5. A method for preparing the self-oxygen-supplying targeting type bionic nuclear membrane structure nano-composite according to any one of claims 1 to 4, which comprises the following steps:

s2 preparation of drug-loaded hollow MnO₂: with SiO₂Preparing hollow MnO for the template₂Co-stirring the obtained hollow manganese dioxide and the hydrophobic therapeutic drug to realize the loading of the hydrophobic drug in the hollow core;

6. The preparation method of the self-oxygen-supplying targeted biomimetic nuclear membrane structure nanocomposite as claimed in claim 5, wherein the preparation method comprises the following steps: the synthesized liposome carrying the photosensitizer is prepared by a film hydration method, a film ultrasonic dispersion method, a reverse evaporation method or a microemulsion ultrasonic dispersion method.
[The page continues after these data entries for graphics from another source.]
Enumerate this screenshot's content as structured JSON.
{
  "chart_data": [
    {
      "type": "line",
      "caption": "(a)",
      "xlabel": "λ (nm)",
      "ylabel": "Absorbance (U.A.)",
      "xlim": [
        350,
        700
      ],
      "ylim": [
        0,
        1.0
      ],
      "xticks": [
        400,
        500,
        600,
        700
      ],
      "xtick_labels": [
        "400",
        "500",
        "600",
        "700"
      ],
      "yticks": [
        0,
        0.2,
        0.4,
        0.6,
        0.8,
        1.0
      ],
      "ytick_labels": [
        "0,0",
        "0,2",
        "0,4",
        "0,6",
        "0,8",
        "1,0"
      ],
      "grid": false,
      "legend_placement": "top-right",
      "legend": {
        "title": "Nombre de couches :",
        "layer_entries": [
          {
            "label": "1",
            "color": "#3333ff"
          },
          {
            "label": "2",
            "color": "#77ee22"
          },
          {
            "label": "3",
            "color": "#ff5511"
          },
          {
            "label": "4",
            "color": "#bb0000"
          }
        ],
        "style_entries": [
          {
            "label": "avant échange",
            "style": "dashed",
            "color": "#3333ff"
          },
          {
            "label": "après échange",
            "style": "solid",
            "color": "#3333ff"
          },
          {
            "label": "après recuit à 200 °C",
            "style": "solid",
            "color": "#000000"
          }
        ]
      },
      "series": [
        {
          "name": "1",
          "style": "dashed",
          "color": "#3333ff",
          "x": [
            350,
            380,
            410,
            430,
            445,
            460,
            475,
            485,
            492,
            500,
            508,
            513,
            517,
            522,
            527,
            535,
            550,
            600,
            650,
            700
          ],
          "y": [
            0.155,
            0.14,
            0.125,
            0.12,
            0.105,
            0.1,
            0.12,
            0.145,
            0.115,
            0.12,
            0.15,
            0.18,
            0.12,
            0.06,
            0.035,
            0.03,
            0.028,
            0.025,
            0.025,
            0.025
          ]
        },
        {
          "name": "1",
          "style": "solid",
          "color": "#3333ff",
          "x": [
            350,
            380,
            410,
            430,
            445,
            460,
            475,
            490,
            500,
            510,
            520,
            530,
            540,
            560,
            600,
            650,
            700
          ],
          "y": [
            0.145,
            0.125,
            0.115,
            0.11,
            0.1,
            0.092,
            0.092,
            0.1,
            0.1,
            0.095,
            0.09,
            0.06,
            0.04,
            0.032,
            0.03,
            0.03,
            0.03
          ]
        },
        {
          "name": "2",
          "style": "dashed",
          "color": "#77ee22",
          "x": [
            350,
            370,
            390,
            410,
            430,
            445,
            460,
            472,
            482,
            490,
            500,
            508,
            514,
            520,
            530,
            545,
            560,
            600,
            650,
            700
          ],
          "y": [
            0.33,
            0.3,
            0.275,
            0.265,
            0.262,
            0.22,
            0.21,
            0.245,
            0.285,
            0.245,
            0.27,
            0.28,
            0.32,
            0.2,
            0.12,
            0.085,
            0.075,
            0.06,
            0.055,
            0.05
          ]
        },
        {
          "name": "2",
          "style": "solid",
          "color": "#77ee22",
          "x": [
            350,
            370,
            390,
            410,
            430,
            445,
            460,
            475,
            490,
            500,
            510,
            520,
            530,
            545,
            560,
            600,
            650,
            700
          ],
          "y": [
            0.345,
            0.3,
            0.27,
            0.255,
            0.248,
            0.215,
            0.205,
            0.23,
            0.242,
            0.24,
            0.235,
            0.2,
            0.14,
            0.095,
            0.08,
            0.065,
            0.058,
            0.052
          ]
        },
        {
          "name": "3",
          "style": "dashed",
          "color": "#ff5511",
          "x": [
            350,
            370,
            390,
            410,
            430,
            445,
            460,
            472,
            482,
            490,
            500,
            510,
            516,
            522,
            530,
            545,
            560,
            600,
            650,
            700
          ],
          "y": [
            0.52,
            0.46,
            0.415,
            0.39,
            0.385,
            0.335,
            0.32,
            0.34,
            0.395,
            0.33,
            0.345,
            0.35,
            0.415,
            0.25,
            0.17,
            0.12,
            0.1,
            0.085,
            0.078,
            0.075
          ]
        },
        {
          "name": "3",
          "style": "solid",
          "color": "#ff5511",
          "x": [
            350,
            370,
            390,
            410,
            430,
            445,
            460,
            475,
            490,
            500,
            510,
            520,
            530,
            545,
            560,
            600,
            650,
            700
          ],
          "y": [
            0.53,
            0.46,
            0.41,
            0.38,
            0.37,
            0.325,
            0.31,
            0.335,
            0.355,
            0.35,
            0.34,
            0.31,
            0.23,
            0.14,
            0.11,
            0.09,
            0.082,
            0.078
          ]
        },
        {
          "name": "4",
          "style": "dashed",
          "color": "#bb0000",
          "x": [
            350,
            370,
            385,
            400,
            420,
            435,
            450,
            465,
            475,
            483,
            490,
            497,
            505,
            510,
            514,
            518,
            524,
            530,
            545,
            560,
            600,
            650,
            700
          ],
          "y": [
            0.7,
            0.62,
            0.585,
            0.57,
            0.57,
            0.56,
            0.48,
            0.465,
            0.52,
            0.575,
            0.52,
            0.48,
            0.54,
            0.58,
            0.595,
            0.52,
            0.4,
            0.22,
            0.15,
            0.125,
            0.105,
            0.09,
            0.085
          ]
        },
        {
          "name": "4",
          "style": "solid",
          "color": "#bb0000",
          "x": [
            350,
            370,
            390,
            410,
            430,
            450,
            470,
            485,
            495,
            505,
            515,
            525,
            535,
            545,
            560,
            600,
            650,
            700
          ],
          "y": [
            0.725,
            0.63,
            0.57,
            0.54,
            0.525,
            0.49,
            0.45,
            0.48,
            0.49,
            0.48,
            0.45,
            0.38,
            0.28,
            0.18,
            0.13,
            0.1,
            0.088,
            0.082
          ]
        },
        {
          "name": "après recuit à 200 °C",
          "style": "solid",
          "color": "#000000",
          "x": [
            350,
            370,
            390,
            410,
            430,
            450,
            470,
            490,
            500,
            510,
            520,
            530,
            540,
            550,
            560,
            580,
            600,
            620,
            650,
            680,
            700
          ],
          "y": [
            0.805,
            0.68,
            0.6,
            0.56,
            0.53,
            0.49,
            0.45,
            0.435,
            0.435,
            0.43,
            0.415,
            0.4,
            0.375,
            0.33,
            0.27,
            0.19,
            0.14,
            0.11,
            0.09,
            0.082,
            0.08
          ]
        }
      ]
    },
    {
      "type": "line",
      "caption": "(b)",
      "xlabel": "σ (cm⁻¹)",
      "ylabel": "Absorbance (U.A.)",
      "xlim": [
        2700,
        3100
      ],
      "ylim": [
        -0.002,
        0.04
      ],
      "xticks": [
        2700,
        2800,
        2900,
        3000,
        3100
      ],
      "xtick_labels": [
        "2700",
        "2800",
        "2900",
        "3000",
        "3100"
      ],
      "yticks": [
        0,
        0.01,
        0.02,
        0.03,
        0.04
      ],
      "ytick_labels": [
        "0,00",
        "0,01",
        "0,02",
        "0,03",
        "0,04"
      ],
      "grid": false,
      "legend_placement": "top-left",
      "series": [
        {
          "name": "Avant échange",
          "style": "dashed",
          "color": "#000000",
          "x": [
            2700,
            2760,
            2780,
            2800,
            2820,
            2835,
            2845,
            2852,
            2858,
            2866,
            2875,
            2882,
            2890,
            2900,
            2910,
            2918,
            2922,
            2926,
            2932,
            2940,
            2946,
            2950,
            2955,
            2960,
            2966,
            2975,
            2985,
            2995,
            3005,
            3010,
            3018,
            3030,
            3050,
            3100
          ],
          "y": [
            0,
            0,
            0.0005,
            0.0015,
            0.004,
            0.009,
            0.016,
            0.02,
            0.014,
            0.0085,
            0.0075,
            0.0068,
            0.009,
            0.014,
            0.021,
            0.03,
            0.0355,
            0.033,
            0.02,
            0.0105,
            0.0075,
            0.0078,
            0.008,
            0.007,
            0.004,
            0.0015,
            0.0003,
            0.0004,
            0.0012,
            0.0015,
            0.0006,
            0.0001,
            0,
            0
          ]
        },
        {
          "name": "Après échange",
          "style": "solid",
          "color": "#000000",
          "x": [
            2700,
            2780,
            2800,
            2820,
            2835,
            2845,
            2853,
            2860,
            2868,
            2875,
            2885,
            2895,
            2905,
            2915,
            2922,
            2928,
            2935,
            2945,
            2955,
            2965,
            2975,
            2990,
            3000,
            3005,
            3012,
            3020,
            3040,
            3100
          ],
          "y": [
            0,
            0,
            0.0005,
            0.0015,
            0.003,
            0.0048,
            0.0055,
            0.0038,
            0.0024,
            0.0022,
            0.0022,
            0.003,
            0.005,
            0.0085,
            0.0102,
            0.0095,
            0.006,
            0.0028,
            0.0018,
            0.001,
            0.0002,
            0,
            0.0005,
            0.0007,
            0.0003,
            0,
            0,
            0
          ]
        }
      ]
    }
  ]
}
7. The method for preparing the self-oxygen-supplying targeted nano composite with the bionic nuclear membrane structure according to claim 6, wherein the synthesized liposome loaded with the photosensitizer in the step S1 is prepared by a thin-film ultrasonic dispersion method, and the method comprises the following steps: dissolving a phospholipid bimolecular membrane, DSPE-PEG2000, cholesterol and a photosensitizer with a molar ratio of 100:20:4:10 in a chloroform solution, fully mixing, performing rotary evaporation at 40 ℃ to form a membrane, vacuumizing for 3h after membrane formation to completely volatilize the organic solvent, adding PBS into a round-bottomed flask after membrane formation, hydrating under an ultrasonic condition at 60 ℃, and centrifugally cleaning with deionized water to obtain the liposome carrying the photosensitizer.
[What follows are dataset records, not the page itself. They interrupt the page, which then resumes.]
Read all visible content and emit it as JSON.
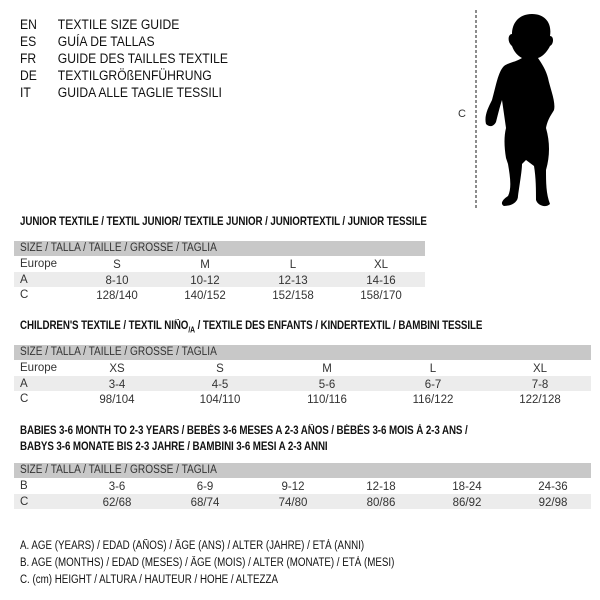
{
  "languages": [
    {
      "code": "EN",
      "text": "TEXTILE SIZE GUIDE"
    },
    {
      "code": "ES",
      "text": "GUÍA DE TALLAS"
    },
    {
      "code": "FR",
      "text": "GUIDE DES TAILLES TEXTILE"
    },
    {
      "code": "DE",
      "text": "TEXTILGRÖßENFÜHRUNG"
    },
    {
      "code": "IT",
      "text": "GUIDA ALLE TAGLIE TESSILI"
    }
  ],
  "figure": {
    "measure_label": "C",
    "icon": "child-silhouette"
  },
  "junior": {
    "title": "JUNIOR TEXTILE / TEXTIL JUNIOR/ TEXTILE JUNIOR / JUNIORTEXTIL / JUNIOR TESSILE",
    "header": "SIZE / TALLA / TAILLE / GRÖSSE / TAGLIA",
    "rows": [
      {
        "label": "Europe",
        "cells": [
          "S",
          "M",
          "L",
          "XL"
        ]
      },
      {
        "label": "A",
        "cells": [
          "8-10",
          "10-12",
          "12-13",
          "14-16"
        ]
      },
      {
        "label": "C",
        "cells": [
          "128/140",
          "140/152",
          "152/158",
          "158/170"
        ]
      }
    ]
  },
  "children": {
    "title": "CHILDREN'S TEXTILE / TEXTIL NIÑO",
    "title_sub": "/A",
    "title_rest": " / TEXTILE DES ENFANTS / KINDERTEXTIL / BAMBINI TESSILE",
    "header": "SIZE / TALLA / TAILLE / GRÖSSE / TAGLIA",
    "rows": [
      {
        "label": "Europe",
        "cells": [
          "XS",
          "S",
          "M",
          "L",
          "XL"
        ]
      },
      {
        "label": "A",
        "cells": [
          "3-4",
          "4-5",
          "5-6",
          "6-7",
          "7-8"
        ]
      },
      {
        "label": "C",
        "cells": [
          "98/104",
          "104/110",
          "110/116",
          "116/122",
          "122/128"
        ]
      }
    ]
  },
  "babies": {
    "title_line1": "BABIES 3-6 MONTH TO 2-3 YEARS / BEBÉS 3-6 MESES A 2-3 AÑOS / BÉBÉS 3-6 MOIS À 2-3 ANS /",
    "title_line2": "BABYS 3-6 MONATE BIS 2-3 JAHRE / BAMBINI 3-6 MESI A 2-3 ANNI",
    "header": "SIZE / TALLA / TAILLE / GRÖSSE / TAGLIA",
    "rows": [
      {
        "label": "B",
        "cells": [
          "3-6",
          "6-9",
          "9-12",
          "12-18",
          "18-24",
          "24-36"
        ]
      },
      {
        "label": "C",
        "cells": [
          "62/68",
          "68/74",
          "74/80",
          "80/86",
          "86/92",
          "92/98"
        ]
      }
    ]
  },
  "legend": [
    "A. AGE (YEARS) / EDAD (AÑOS) / ÂGE (ANS) / ALTER (JAHRE) / ETÀ (ANNI)",
    "B. AGE (MONTHS) / EDAD (MESES) / ÂGE (MOIS) / ALTER (MONATE) / ETÀ (MESI)",
    "C. (cm) HEIGHT / ALTURA / HAUTEUR / HÖHE / ALTEZZA"
  ],
  "colors": {
    "header_bg": "#c8c8c8",
    "row_shade": "#ececec",
    "text": "#111111"
  }
}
8. The preparation method of the self-oxygen-supplying targeted biomimetic nuclear membrane structure nanocomposite as claimed in claim 5, wherein the preparation method comprises the following steps: drug-loaded hollow MnO in step S2₂The preparation method specifically comprises the following steps: preparation of monodisperse SiO by sol-gel method₂Washing nanometer microsphere with ethanol/water solution, centrifuging at room temperature, and adding KMnO under ultrasonic condition₄After continuing stirring, MnO was obtained₂Wrapped SiO₂A nanocomposite; MnO to be obtained₂Wrapped SiO₂The nano composite is placed in an etching solution to etch SiO₂The inner core is sequentially subjected to centrifugation, washing and drying to obtain hollow MnO₂(ii) a To make hollow MnO₂Mixing with the drug, and sequentially carrying out physical stirring, centrifugation, separation and freeze drying at normal temperature to obtain drug-loaded hollow MnO₂。
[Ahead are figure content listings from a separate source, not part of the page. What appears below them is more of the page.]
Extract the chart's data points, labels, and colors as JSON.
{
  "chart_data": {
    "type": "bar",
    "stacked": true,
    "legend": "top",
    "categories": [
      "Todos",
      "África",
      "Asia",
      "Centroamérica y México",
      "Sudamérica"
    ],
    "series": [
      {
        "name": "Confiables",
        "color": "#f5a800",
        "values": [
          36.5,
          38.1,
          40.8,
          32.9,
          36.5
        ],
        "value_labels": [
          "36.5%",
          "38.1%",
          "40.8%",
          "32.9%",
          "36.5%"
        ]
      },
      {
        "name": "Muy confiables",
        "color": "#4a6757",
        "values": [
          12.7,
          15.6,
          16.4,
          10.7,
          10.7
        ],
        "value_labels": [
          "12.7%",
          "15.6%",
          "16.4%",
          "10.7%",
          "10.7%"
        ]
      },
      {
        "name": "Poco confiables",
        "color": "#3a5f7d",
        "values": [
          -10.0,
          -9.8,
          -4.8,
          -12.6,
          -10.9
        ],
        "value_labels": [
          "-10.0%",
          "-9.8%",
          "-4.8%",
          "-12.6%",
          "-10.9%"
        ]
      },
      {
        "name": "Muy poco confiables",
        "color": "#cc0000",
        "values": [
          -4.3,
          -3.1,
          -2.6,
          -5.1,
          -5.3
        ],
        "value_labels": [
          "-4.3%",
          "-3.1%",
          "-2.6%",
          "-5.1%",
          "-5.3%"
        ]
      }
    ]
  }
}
9. Use of the self-oxygenating targeted biomimetic nuclear membrane structured nanocomposite as recited in any of claims 1-4 in the preparation of a medicament for treating cancer.

10. Use according to claim 9, characterized in that: the cancer includes breast cancer, thyroid cancer, esophageal cancer, pancreatic cancer, lung cancer, kidney cancer, liver cancer and melanoma.